Goin a Little Crazy

I definitely would like to thank my other writing half and bestie, Marcus, because your creativity invaded my sleep. Then again, I did have ice cream for dinner while reading Writer with a Day Job.

I dreamt that I was being chased by a new friend because Rihanna was chasing him and I ended up running to Brooklyn. Keep in mind that 90 minutes by car is probably 30 hours on foot. I couldn't help but laugh as I was running from the guy who was running from Rihanna. It turns out that the motivation behind such running fury had to do with barbeque sauce...and guess what I ended up having for dinner a few days later? Honey barbeque chicken wings :0). Fresh from my over-active imagination, I concluded why I was having these dreams. Gas prices, unemployment are going up with everyone's blood pressure, people feel the need to curse everyone out for something, and there are times when you just want to be left alone. Laughing seems to be a helpful remedy so recalling silly dreams have been cheering me up. I can honestly say that I have weirder things happen to me in my sleep.


Photo courtesy of Life of the Single Gal Blog.
 Interesting example, when I was 20 I had my wisdom teeth pulled. After watching many medical shows and sitcoms, I always wondered what people dreamt about when going under the knife. I can honestly say that...this joint was insanity!

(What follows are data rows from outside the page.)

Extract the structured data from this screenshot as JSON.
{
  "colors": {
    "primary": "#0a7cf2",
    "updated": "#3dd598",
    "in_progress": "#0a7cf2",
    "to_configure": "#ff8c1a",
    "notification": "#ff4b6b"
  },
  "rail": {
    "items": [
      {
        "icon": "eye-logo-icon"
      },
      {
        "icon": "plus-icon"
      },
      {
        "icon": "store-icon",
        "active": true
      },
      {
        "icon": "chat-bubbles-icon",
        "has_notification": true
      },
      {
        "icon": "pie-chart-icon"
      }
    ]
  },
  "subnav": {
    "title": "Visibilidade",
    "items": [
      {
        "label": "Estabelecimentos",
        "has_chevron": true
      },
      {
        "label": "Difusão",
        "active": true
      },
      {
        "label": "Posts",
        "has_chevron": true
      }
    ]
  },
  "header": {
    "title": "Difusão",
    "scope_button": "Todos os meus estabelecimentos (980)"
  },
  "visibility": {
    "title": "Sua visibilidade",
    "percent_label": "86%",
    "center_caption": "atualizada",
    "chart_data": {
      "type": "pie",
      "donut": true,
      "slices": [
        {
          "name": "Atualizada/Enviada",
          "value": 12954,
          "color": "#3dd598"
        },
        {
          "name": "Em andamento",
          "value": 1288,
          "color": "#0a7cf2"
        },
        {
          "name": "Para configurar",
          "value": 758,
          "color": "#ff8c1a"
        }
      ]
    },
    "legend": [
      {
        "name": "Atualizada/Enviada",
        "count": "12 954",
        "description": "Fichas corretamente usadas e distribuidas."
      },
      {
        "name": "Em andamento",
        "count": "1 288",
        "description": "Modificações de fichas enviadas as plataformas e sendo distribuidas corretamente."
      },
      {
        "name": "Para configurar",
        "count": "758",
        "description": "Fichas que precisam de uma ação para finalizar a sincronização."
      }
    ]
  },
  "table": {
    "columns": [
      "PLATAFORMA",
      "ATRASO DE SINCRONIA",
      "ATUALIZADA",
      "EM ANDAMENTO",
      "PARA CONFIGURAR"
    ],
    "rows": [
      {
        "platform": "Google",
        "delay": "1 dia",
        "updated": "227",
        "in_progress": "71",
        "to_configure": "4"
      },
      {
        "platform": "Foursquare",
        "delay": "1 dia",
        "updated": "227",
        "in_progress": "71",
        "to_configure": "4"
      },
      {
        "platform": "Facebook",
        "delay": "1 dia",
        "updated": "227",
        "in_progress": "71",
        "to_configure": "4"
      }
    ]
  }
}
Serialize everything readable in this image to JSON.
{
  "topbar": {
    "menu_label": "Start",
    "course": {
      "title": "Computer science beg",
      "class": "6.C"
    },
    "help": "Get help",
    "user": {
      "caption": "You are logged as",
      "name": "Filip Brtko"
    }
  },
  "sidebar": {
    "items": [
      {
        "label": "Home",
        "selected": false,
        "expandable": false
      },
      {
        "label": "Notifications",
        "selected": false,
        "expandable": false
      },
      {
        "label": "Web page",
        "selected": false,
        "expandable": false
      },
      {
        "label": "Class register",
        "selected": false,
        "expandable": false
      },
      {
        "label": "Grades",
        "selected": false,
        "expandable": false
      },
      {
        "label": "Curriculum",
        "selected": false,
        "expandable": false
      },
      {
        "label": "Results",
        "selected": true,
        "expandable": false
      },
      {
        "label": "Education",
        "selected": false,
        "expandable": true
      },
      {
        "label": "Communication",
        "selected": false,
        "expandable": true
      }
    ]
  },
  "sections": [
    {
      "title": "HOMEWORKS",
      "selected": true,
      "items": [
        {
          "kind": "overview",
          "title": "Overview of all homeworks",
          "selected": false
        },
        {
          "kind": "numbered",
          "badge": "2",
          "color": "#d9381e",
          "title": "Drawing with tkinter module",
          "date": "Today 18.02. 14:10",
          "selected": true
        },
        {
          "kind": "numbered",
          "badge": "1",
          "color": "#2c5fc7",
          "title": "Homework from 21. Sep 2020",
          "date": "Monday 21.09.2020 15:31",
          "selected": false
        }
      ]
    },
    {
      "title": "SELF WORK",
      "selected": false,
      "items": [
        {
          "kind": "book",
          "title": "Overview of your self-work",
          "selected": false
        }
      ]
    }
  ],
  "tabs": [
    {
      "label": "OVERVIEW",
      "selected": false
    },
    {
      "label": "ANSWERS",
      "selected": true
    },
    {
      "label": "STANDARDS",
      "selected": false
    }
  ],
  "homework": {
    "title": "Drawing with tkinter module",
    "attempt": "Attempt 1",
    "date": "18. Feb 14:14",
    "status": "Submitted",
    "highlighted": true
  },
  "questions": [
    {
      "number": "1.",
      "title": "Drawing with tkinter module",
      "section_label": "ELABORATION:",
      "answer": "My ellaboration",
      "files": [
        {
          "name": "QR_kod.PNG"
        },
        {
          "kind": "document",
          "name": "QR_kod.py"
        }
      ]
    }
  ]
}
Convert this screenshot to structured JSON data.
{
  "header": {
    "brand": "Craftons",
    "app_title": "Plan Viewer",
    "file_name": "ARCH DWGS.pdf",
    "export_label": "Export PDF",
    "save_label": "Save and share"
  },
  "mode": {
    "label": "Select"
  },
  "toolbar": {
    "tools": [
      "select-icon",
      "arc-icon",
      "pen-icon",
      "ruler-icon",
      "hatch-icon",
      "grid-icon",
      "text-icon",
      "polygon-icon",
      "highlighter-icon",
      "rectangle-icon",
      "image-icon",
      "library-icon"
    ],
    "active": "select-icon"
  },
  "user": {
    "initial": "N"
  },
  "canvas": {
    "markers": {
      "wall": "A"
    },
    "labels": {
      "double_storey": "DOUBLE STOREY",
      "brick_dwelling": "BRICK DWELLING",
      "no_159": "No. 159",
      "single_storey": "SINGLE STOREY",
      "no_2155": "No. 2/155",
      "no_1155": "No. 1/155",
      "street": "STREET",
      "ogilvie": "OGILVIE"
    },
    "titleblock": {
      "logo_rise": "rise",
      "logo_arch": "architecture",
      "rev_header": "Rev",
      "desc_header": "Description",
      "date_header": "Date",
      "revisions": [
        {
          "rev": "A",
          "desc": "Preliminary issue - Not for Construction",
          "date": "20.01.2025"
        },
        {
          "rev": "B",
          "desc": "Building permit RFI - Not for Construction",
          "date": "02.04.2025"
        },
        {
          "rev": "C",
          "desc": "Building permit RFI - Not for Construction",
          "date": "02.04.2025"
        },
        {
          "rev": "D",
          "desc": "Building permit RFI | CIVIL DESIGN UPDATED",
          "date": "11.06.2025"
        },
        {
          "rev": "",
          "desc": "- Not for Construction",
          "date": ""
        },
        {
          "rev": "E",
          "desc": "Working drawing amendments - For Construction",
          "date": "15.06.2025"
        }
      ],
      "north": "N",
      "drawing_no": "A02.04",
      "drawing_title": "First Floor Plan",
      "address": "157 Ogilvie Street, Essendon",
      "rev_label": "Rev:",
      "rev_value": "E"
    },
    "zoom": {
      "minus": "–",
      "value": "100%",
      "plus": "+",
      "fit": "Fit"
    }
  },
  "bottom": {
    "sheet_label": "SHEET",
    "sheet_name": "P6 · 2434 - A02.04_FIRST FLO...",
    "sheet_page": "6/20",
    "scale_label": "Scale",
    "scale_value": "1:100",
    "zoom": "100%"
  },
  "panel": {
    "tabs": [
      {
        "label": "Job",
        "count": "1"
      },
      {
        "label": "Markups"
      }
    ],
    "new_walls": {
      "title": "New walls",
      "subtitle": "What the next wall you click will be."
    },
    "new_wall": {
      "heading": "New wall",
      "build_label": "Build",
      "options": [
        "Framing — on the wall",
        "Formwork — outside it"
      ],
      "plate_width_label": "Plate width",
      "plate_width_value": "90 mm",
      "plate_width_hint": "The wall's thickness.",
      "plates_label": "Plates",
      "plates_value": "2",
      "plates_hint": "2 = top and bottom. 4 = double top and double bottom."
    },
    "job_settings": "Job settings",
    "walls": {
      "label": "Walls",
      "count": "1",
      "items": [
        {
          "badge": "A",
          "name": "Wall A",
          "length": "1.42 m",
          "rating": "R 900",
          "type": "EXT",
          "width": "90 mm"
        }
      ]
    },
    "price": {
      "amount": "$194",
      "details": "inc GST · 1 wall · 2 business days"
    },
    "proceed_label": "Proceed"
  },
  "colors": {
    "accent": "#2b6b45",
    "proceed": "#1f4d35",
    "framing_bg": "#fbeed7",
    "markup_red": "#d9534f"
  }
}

The last thing I remember seeing was my mom walking out of the room, the doctor talking and I began drifting asleep. Purple tap-dancing penguins led me on this path to a garden. I walked passed an alligator kiosk. They were buy one, get one half off. Really sad that I couldn't get the alligator, I kept going to wherever I had to be. I was suddenly ambushed by a husky orange man in a suit demanding orange Skittles and orange jelly beans (hence why he was so dog-on orange). I directed him to Target near the shopping center in Clifton Park. In the dream, I was laughing but I woke up from the surgery crying. My mother, dabbing my face with tissues, was concerned about the pain I was in. When I told her about the alligators, she sat down in the doctor's chair and laughed for a good 20 minutes.

Trying to sleep away the meds, I proceeded to tell my mom about the orange man and the penguins but the flying squirrels kept interrupting the conversations. Then I became really disturbed when I saw my mom wearing a black thick fur coat in 90 degree weather. After all of that fun, I ended on my mom's chair figuring out the rest of my week.

I can't even apologize for the lack of balance I typed above, I'm just gonna laugh about it some more. Not avoiding reality, just taking a little break.